Ending a season this way certainly works as a lure for viewers, who are left to wonder: Will Miranda, who nearly dropped a friend's baby off her couch, be able to mother her new child? How will Charlotte cope with her "failure" to become a high-society wife and mother? Will Samantha return to her cartoonish zest for sex, or is she chastened by her brush with love? And will Carrie recover from the loss of not only her fiance, but of her big love for Mr. Big, a dapper, commitment-phobic financier who is moving away from New York and his years-long involvement with her?
The answers lie in what might be the strongest part of the show -- the women's relationships with each other. While the men are often horrors -- Carrie's new father figure actually wants to get in her panties, and Big and Aidan bellow and fight with each other like walruses on the beach -- the women are one another's truest support.
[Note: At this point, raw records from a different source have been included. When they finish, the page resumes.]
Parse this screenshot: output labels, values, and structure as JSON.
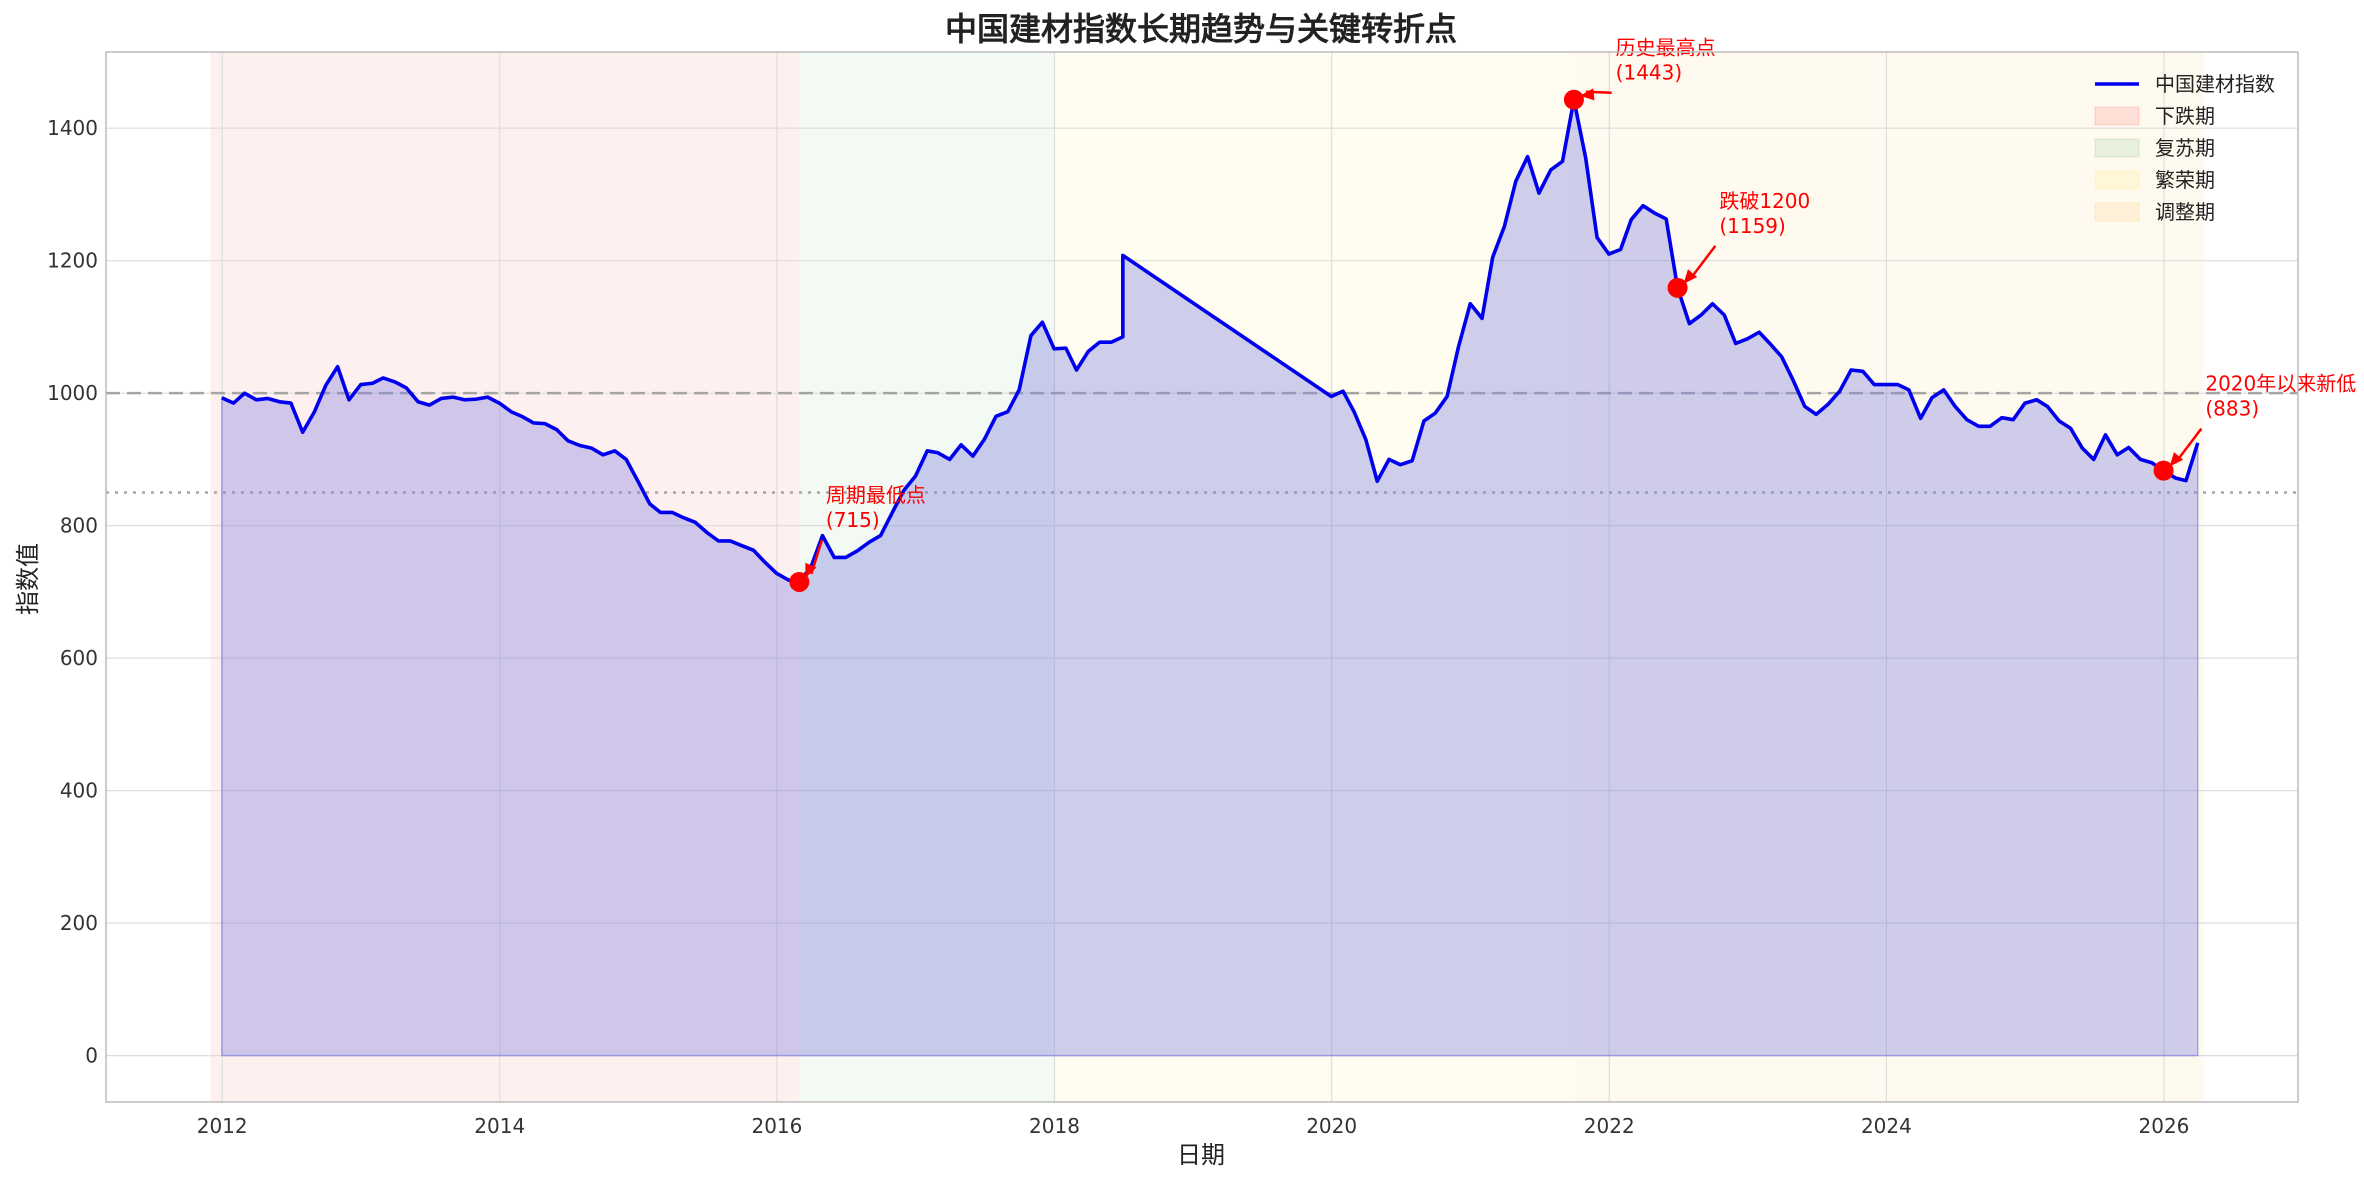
{
  "chart_data": {
    "type": "line",
    "title": "中国建材指数长期趋势与关键转折点",
    "xlabel": "日期",
    "ylabel": "指数值",
    "xlim": [
      "2011-03-01",
      "2026-12-20"
    ],
    "ylim": [
      -70,
      1515
    ],
    "x_ticks": [
      "2012",
      "2014",
      "2016",
      "2018",
      "2020",
      "2022",
      "2024",
      "2026"
    ],
    "y_ticks": [
      0,
      200,
      400,
      600,
      800,
      1000,
      1200,
      1400
    ],
    "grid": true,
    "legend_position": "top-right",
    "colors": {
      "line": "#0000ee",
      "fill": "#8080e0",
      "marker": "#ff0000",
      "decline": "#ff0000",
      "recovery": "#2ca02c",
      "boom": "#ffd700",
      "adjust": "#ffa500",
      "ref_line": "#999999"
    },
    "series": [
      {
        "name": "中国建材指数",
        "points": [
          [
            "2011-12-31",
            993
          ],
          [
            "2012-01-31",
            985
          ],
          [
            "2012-02-29",
            1000
          ],
          [
            "2012-03-31",
            990
          ],
          [
            "2012-04-30",
            992
          ],
          [
            "2012-05-31",
            987
          ],
          [
            "2012-06-30",
            985
          ],
          [
            "2012-07-31",
            941
          ],
          [
            "2012-08-31",
            972
          ],
          [
            "2012-09-30",
            1012
          ],
          [
            "2012-10-31",
            1040
          ],
          [
            "2012-11-30",
            990
          ],
          [
            "2012-12-31",
            1013
          ],
          [
            "2013-01-31",
            1015
          ],
          [
            "2013-02-28",
            1023
          ],
          [
            "2013-03-31",
            1017
          ],
          [
            "2013-04-30",
            1008
          ],
          [
            "2013-05-31",
            987
          ],
          [
            "2013-06-30",
            982
          ],
          [
            "2013-07-31",
            992
          ],
          [
            "2013-08-31",
            994
          ],
          [
            "2013-09-30",
            990
          ],
          [
            "2013-10-31",
            991
          ],
          [
            "2013-11-30",
            994
          ],
          [
            "2013-12-31",
            985
          ],
          [
            "2014-01-31",
            972
          ],
          [
            "2014-02-28",
            965
          ],
          [
            "2014-03-31",
            955
          ],
          [
            "2014-04-30",
            954
          ],
          [
            "2014-05-31",
            945
          ],
          [
            "2014-06-30",
            928
          ],
          [
            "2014-07-31",
            921
          ],
          [
            "2014-08-31",
            917
          ],
          [
            "2014-09-30",
            907
          ],
          [
            "2014-10-31",
            913
          ],
          [
            "2014-11-30",
            900
          ],
          [
            "2014-12-31",
            867
          ],
          [
            "2015-01-31",
            833
          ],
          [
            "2015-02-28",
            820
          ],
          [
            "2015-03-31",
            820
          ],
          [
            "2015-04-30",
            812
          ],
          [
            "2015-05-31",
            805
          ],
          [
            "2015-06-30",
            790
          ],
          [
            "2015-07-31",
            777
          ],
          [
            "2015-08-31",
            777
          ],
          [
            "2015-09-30",
            770
          ],
          [
            "2015-10-31",
            763
          ],
          [
            "2015-11-30",
            745
          ],
          [
            "2015-12-31",
            728
          ],
          [
            "2016-01-31",
            718
          ],
          [
            "2016-02-29",
            715
          ],
          [
            "2016-03-31",
            738
          ],
          [
            "2016-04-30",
            785
          ],
          [
            "2016-05-31",
            752
          ],
          [
            "2016-06-30",
            752
          ],
          [
            "2016-07-31",
            762
          ],
          [
            "2016-08-31",
            775
          ],
          [
            "2016-09-30",
            785
          ],
          [
            "2016-10-31",
            820
          ],
          [
            "2016-11-30",
            853
          ],
          [
            "2016-12-31",
            875
          ],
          [
            "2017-01-31",
            913
          ],
          [
            "2017-02-28",
            910
          ],
          [
            "2017-03-31",
            900
          ],
          [
            "2017-04-30",
            922
          ],
          [
            "2017-05-31",
            905
          ],
          [
            "2017-06-30",
            930
          ],
          [
            "2017-07-31",
            965
          ],
          [
            "2017-08-31",
            972
          ],
          [
            "2017-09-30",
            1005
          ],
          [
            "2017-10-31",
            1087
          ],
          [
            "2017-11-30",
            1107
          ],
          [
            "2017-12-31",
            1067
          ],
          [
            "2018-01-31",
            1068
          ],
          [
            "2018-02-28",
            1035
          ],
          [
            "2018-03-31",
            1063
          ],
          [
            "2018-04-30",
            1077
          ],
          [
            "2018-05-31",
            1077
          ],
          [
            "2018-06-30",
            1085
          ],
          [
            "2018-06-30",
            1208
          ],
          [
            "2019-12-31",
            995
          ],
          [
            "2020-01-31",
            1003
          ],
          [
            "2020-02-29",
            972
          ],
          [
            "2020-03-31",
            930
          ],
          [
            "2020-04-30",
            867
          ],
          [
            "2020-05-31",
            900
          ],
          [
            "2020-06-30",
            892
          ],
          [
            "2020-07-31",
            898
          ],
          [
            "2020-08-31",
            958
          ],
          [
            "2020-09-30",
            970
          ],
          [
            "2020-10-31",
            995
          ],
          [
            "2020-11-30",
            1070
          ],
          [
            "2020-12-31",
            1135
          ],
          [
            "2021-01-31",
            1113
          ],
          [
            "2021-02-28",
            1205
          ],
          [
            "2021-03-31",
            1252
          ],
          [
            "2021-04-30",
            1320
          ],
          [
            "2021-05-31",
            1357
          ],
          [
            "2021-06-30",
            1302
          ],
          [
            "2021-07-31",
            1337
          ],
          [
            "2021-08-31",
            1350
          ],
          [
            "2021-09-30",
            1443
          ],
          [
            "2021-10-31",
            1355
          ],
          [
            "2021-11-30",
            1235
          ],
          [
            "2021-12-31",
            1210
          ],
          [
            "2022-01-31",
            1217
          ],
          [
            "2022-02-28",
            1262
          ],
          [
            "2022-03-31",
            1283
          ],
          [
            "2022-04-30",
            1272
          ],
          [
            "2022-05-31",
            1263
          ],
          [
            "2022-06-30",
            1159
          ],
          [
            "2022-07-31",
            1105
          ],
          [
            "2022-08-31",
            1118
          ],
          [
            "2022-09-30",
            1135
          ],
          [
            "2022-10-31",
            1118
          ],
          [
            "2022-11-30",
            1075
          ],
          [
            "2022-12-31",
            1082
          ],
          [
            "2023-01-31",
            1092
          ],
          [
            "2023-02-28",
            1075
          ],
          [
            "2023-03-31",
            1055
          ],
          [
            "2023-04-30",
            1020
          ],
          [
            "2023-05-31",
            980
          ],
          [
            "2023-06-30",
            968
          ],
          [
            "2023-07-31",
            983
          ],
          [
            "2023-08-31",
            1003
          ],
          [
            "2023-09-30",
            1035
          ],
          [
            "2023-10-31",
            1033
          ],
          [
            "2023-11-30",
            1013
          ],
          [
            "2023-12-31",
            1013
          ],
          [
            "2024-01-31",
            1013
          ],
          [
            "2024-02-29",
            1005
          ],
          [
            "2024-03-31",
            962
          ],
          [
            "2024-04-30",
            993
          ],
          [
            "2024-05-31",
            1005
          ],
          [
            "2024-06-30",
            980
          ],
          [
            "2024-07-31",
            960
          ],
          [
            "2024-08-31",
            950
          ],
          [
            "2024-09-30",
            950
          ],
          [
            "2024-10-31",
            963
          ],
          [
            "2024-11-30",
            960
          ],
          [
            "2024-12-31",
            985
          ],
          [
            "2025-01-31",
            990
          ],
          [
            "2025-02-28",
            980
          ],
          [
            "2025-03-31",
            958
          ],
          [
            "2025-04-30",
            947
          ],
          [
            "2025-05-31",
            917
          ],
          [
            "2025-06-30",
            900
          ],
          [
            "2025-07-31",
            937
          ],
          [
            "2025-08-31",
            907
          ],
          [
            "2025-09-30",
            918
          ],
          [
            "2025-10-31",
            900
          ],
          [
            "2025-11-30",
            895
          ],
          [
            "2025-12-31",
            883
          ],
          [
            "2026-01-31",
            872
          ],
          [
            "2026-02-28",
            868
          ],
          [
            "2026-03-31",
            925
          ]
        ]
      }
    ],
    "phases": [
      {
        "name": "下跌期",
        "start": "2011-12-01",
        "end": "2016-02-29",
        "color": "#ff0000"
      },
      {
        "name": "复苏期",
        "start": "2016-02-29",
        "end": "2018-01-01",
        "color": "#2ca02c"
      },
      {
        "name": "繁荣期",
        "start": "2018-01-01",
        "end": "2021-09-30",
        "color": "#ffd700"
      },
      {
        "name": "调整期",
        "start": "2021-09-30",
        "end": "2026-04-15",
        "color": "#ffa500"
      }
    ],
    "reference_lines": [
      {
        "y": 1000,
        "style": "dashed"
      },
      {
        "y": 850,
        "style": "dotted"
      }
    ],
    "annotations": [
      {
        "x": "2016-02-29",
        "y": 715,
        "label": "周期最低点",
        "value": "(715)",
        "dx_days": 70,
        "dy": 80
      },
      {
        "x": "2021-09-30",
        "y": 1443,
        "label": "历史最高点",
        "value": "(1443)",
        "dx_days": 110,
        "dy": 45
      },
      {
        "x": "2022-06-30",
        "y": 1159,
        "label": "跌破1200",
        "value": "(1159)",
        "dx_days": 110,
        "dy": 80
      },
      {
        "x": "2025-12-31",
        "y": 883,
        "label": "2020年以来新低",
        "value": "(883)",
        "dx_days": 110,
        "dy": 80
      }
    ]
  }
}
Miranda discovers her motherly side as she consoles Charlotte over her childlessness. Carrie reaches out to her female friends for the stability she needs. And the show's writers even seem to propose that the women are symbolically married to each other. After Carrie catches a horrified glimpse of the ring Aidan has bought for her, Samantha goes shopping with him and picks out the perfect one. Charlotte saves Carrie from eviction by letting her pawn the engagement ring from her failed marriage.
All in all, then, Sex and the City has done a remarkable job of deconstructing the romantic myths that many straight women grapple with. The show gives us elements of fantasy outside the bedroom -- with the characters' fancy clothes and glamorous jobs -- and nightmare in the bedroom, with an incredible freakshow of male farters, burpers, baby-talkers, stalkers, and no-shows. But it also gives us something else -- a richly detailed depiction of female friendship. It's next to revolutionary to portray women's relationships as anything but catty in the world of TV. How much better to give viewers what they may be secretly yearning for, or cherish already: a group of women confidantes who are smart, savvy, and unflinchingly honest.
So while Miranda, Charlotte, Carrie, and Samantha stride, mince, teeter, and strut down the streets of New York toward their uncertain futures, they are not alone. At this critical juncture in their lives, with motherhood or lonely nights looming, it helps that they already know how to be a family.